Reading your description I'm still not entirely sure what your use case is.

Let's take a simple example as a starting point. Given the following HCL:

resource "aws_sqs_queue" "queue" {
  name = "my-queue"

  redrive_policy = jsonencode({
    deadLetterTargetArn = aws_sqs_queue.dead_letter_queue.arn
    maxReceiveCount     = 5
  })
}

The first two cases are supported by hcl-rs and I can provide examples for them.

Can you further elaborate? Maybe an example of what you're trying to achieve in pseudo code could help.

tobimai commented 1 year ago

Sorry I was not clear.

It's the second one, I want to output data I have in a struct in rust as HCL.

Example:

I have this:

struct Demo {
foo: String
}

Demo{foo: "bar".into()}

And want to get this:

resource "demo" "demo" {
   model = jsonencode({
     foo = "bar"
    })
}
martinohmann commented 1 year ago

This is certainly possible. Here's one way to achieve this (I added comments to the most relevant bits):

use hcl::expr::FuncCall;
use hcl::structure::{Attribute, Block, Body};

#[derive(serde::Serialize)]
struct Demo {
    foo: String,
}

let demo = Demo { foo: "bar".into() };

// Convert the custom struct to an `hcl::expr::Expression`.
let expr = hcl::to_expression(&demo).unwrap();

let body = Body::builder()
    .add_block(
        Block::builder("resource")
            .add_labels(["demo", "demo"])
            .add_attribute(Attribute::new(
                "model",
                // Construct the `jsonencode` function call.
                FuncCall::builder("jsonencode").arg(expr).build(),
            ))
            .build(),
    )
    .build();

assert_eq!(
    hcl::to_string(&body).unwrap(),
    indoc! {r#"
        resource "demo" "demo" {
          model = jsonencode({ "foo" = "bar" })
        }
    "#}
);

Please note that the final formatting is a little bit different than in your example:

use hcl::format::{Format, Formatter};

let mut fmt = Formatter::builder().prefer_ident_keys(true).build_vec();

let formatted = body.format_string(&mut fmt).unwrap();

assert_eq!(
    formatted,
    indoc! {r#"
        resource "demo" "demo" {
          model = jsonencode({ foo = "bar" })
        }
    "#}
);

I hope this more or less covers your use case. Let me know if something is missing.

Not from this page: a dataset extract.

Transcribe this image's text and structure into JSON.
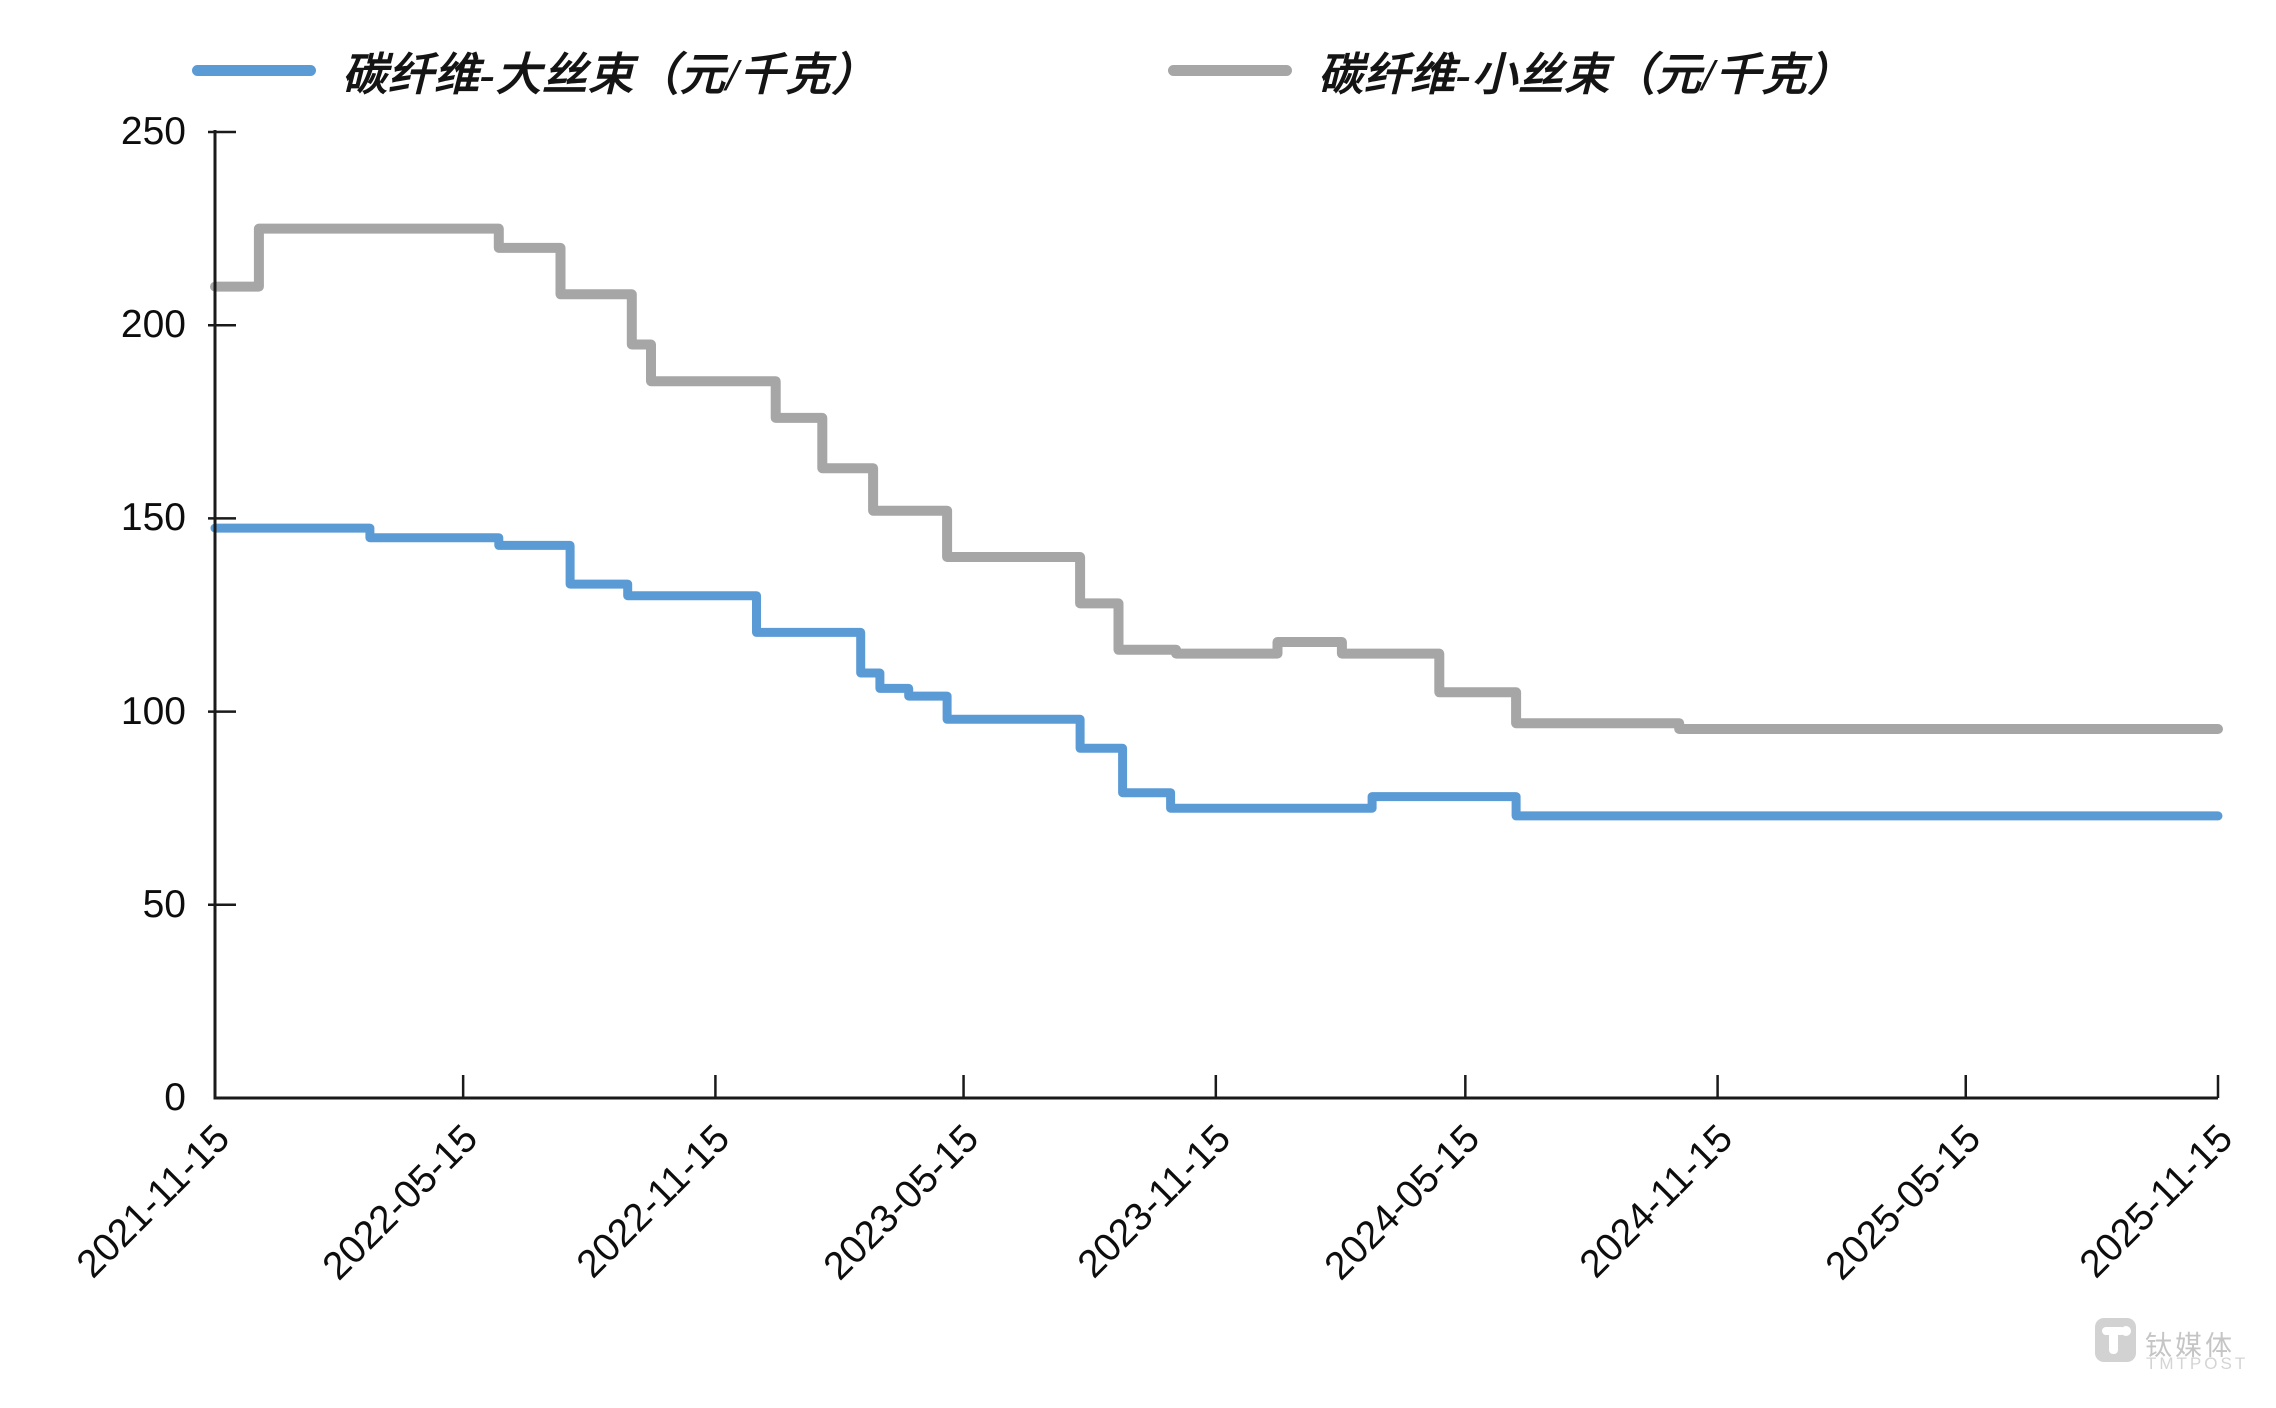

tobimai commented 1 year ago

Thanks, thats exactly what I needed. (well, multiline would be nicer but doesn't really change anything, the code will be auto-generated and not touched 99% of the time)

One short thing, I noticed that when you have an empty list in a struct you serialze using to_expression it will not generate a comma after it. Is that a know error/Intended? If not I would create a proper bug report once I have time.

martinohmann commented 1 year ago

Could you provide an example of the actual output and how it should look like in your opinion? In general the formatter avoids to emit commas that are not significant.